You’re a member of the Alumni Association Board, and you’ve pledged to give back in other ways, as well. What motivates you to continue to give back to Pomona? How do you hope your contributions will serve the Pomona community?

I was a financial aid student all four years at Pomona. I graduated with debt and felt very fortunate that my parents could put what they did towards my education. But I also felt fortunate that the College was able to set up a financial aid package that allowed me to have the experience I did. I became involved as an alumni interviewer and also began giving as soon as I graduated. I've been involved in all my reunion committees, as well, including our 2020 reunion where we didn't have one in person.

I believe that because I was supported by financial aid, because I got so much out of Pomona and because so many of my closest friends to this day are people I met there, there's a truly great value in giving back to support those experiences and opportunities on an ongoing basis. And that support should exist as long as it possibly can. I’d been exposed to the concept of monthly recurring subscriptions when I worked at WebEx and became convinced that people would be subscribing to more services over time. When I found that available at Pomona, I began participating with a monthly gift and have increased my monthly giving as my career has advanced.

Now I’m interested in building a program that helps enable current students to step into that kind of subscription-style mindset with Pomona right out of the Gates. As students graduate and begin working, they'll likely subscribe to a Netflix account, a cable or an internet account, maybe a gym membership and so on. I want us to help Pomona graduates from the early days say, “Hey, one of those things I subscribe to, in life, is supporting Pomona College.” That could be a couple of dollars a month (like Disney+) or hundreds of dollars a month (like a gym membership), depending on what they are comfortable with and where they are financially. Starting that behavior and helping people be connected from the outset is what I'm interested in cultivating and building. I think that's part of how we make sure that Pomona lasts many, many generations from here.

What are your hopes for the College moving forward?

I think the ideal Pomona College environment is one where everybody feels respected and is able to pursue their course of education the way they see fit, without interruption. As an institution, we have to continue to create an environment that allows every generation to be educated, not only via textbooks but also through people. Textbooks don’t argue back—people do. The debates and discussions that happen about who we want to be as people are the places where my ideas always get challenged and grow the most. The interactions I had with extraordinarily smart, talented people led to friendships, a company and a view of the world much larger than myself. I hope we can continue to invest in a Pomona that can create that environment for generations to come. 

If you had to give one piece of advice to a current student, what would it be?

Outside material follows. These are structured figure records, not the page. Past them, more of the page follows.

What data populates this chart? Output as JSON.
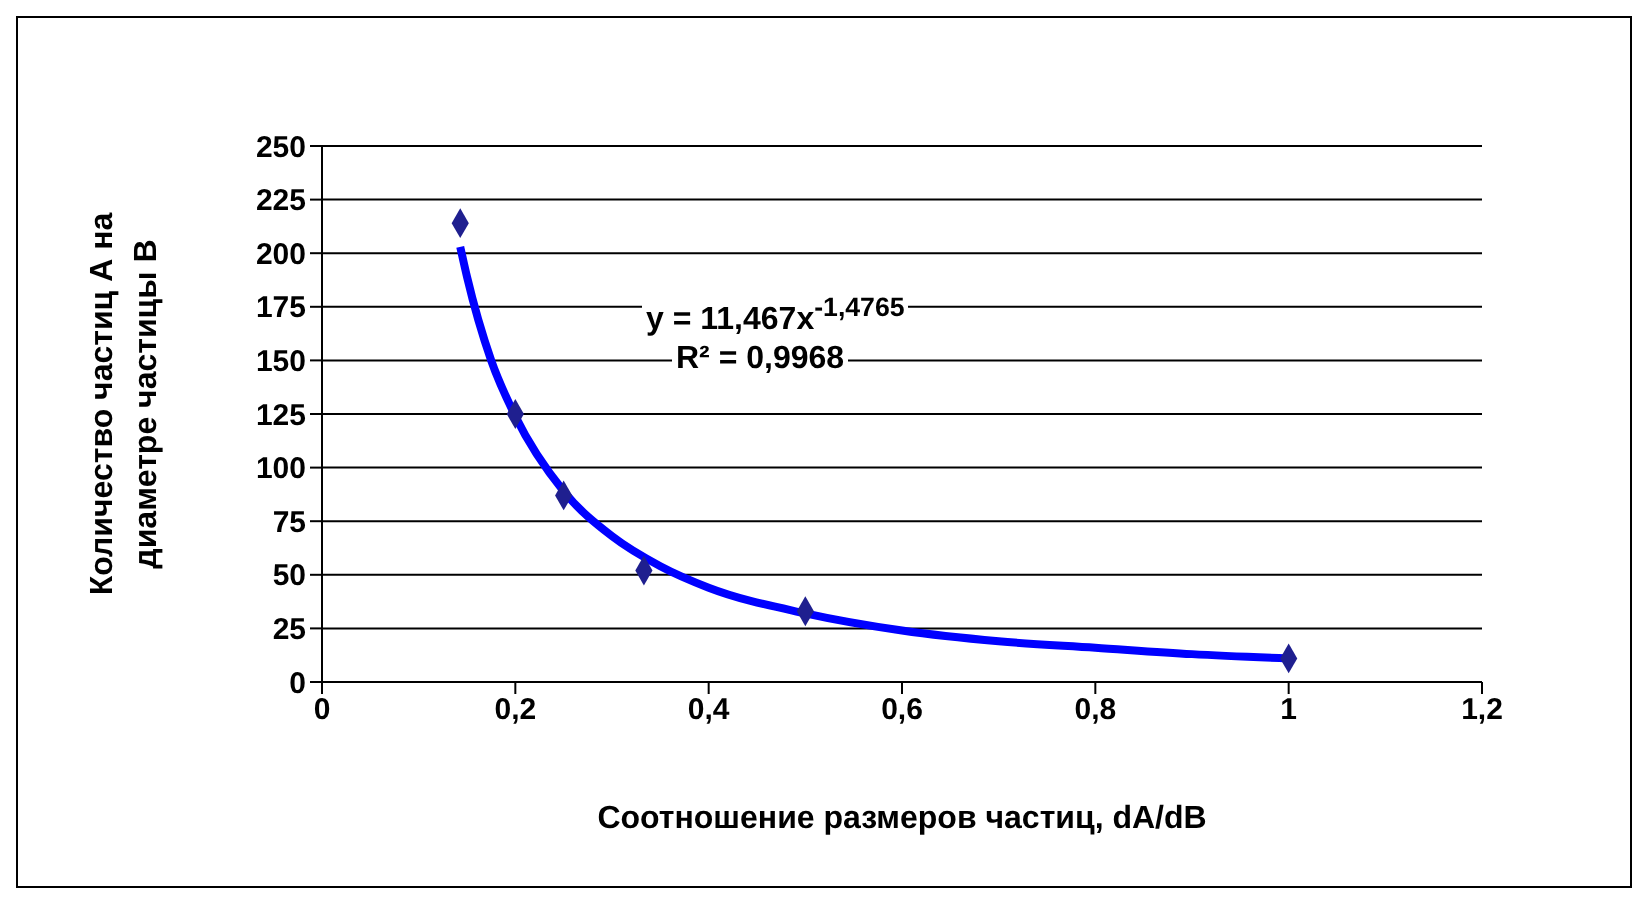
{
  "chart_data": {
    "type": "scatter",
    "xlabel": "Соотношение размеров частиц, dA/dB",
    "ylabel": "Количество частиц А на диаметре частицы В",
    "annotations": [
      "y = 11,467x$^{-1,4765}$",
      "R² = 0,9968"
    ],
    "series": [
      {
        "color": "#1f1f8f",
        "marker": "diamond",
        "x": [
          0.143,
          0.2,
          0.25,
          0.333,
          0.5,
          1
        ],
        "values": [
          214,
          125,
          87,
          52,
          33,
          11
        ]
      },
      {
        "type": "line",
        "color": "#0000ff",
        "marker": "none",
        "line_style": "solid",
        "x": [
          0.143,
          0.15,
          0.175,
          0.2,
          0.25,
          0.3,
          0.35,
          0.4,
          0.5,
          0.6,
          0.7,
          0.8,
          0.9,
          1
        ],
        "values": [
          203,
          189,
          150,
          124,
          89,
          68,
          54,
          44,
          32,
          24,
          19,
          16,
          13,
          11
        ]
      }
    ],
    "xlim": [
      0,
      1.2
    ],
    "xticks": [
      0,
      {
        "value": 0.2,
        "label": "0,2"
      },
      {
        "value": 0.4,
        "label": "0,4"
      },
      {
        "value": 0.6,
        "label": "0,6"
      },
      {
        "value": 0.8,
        "label": "0,8"
      },
      1,
      {
        "value": 1.2,
        "label": "1,2"
      }
    ],
    "ylim": [
      0,
      250
    ],
    "yticks": [
      0,
      25,
      50,
      75,
      100,
      125,
      150,
      175,
      200,
      225,
      250
    ],
    "grid": "y",
    "legend": false
  }
}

It’s never going to be easier to learn and explore what you want to than it is right now. It’s never going to be easier to make lifelong friends and truly challenge your beliefs about yourself and the world than right now. You get to set yourself on a path from here on that is about expanding your worldview, making connections and being curious about where others are coming from. Being able to navigate our shared values and to handle our differences with skill and compassion respectfully is a lifelong journey. Pomona grads often are more skillful at this because of how they learn to do it on campus, engaging in hard conversations and learning from people they live with and respect. It’s the proximity and constant contact with perspectives you might not share that helps make Pomona and The Claremont Colleges something special in the world. Bringing that energy to your time at Pomona will help you work in the world in a way that promotes humanity overall. That’s what it really means to be a Sagehen. If you can be respectful and honest and curious and intelligent and giving, you can make the world better for lots of people—and truly bear the riches for everybody.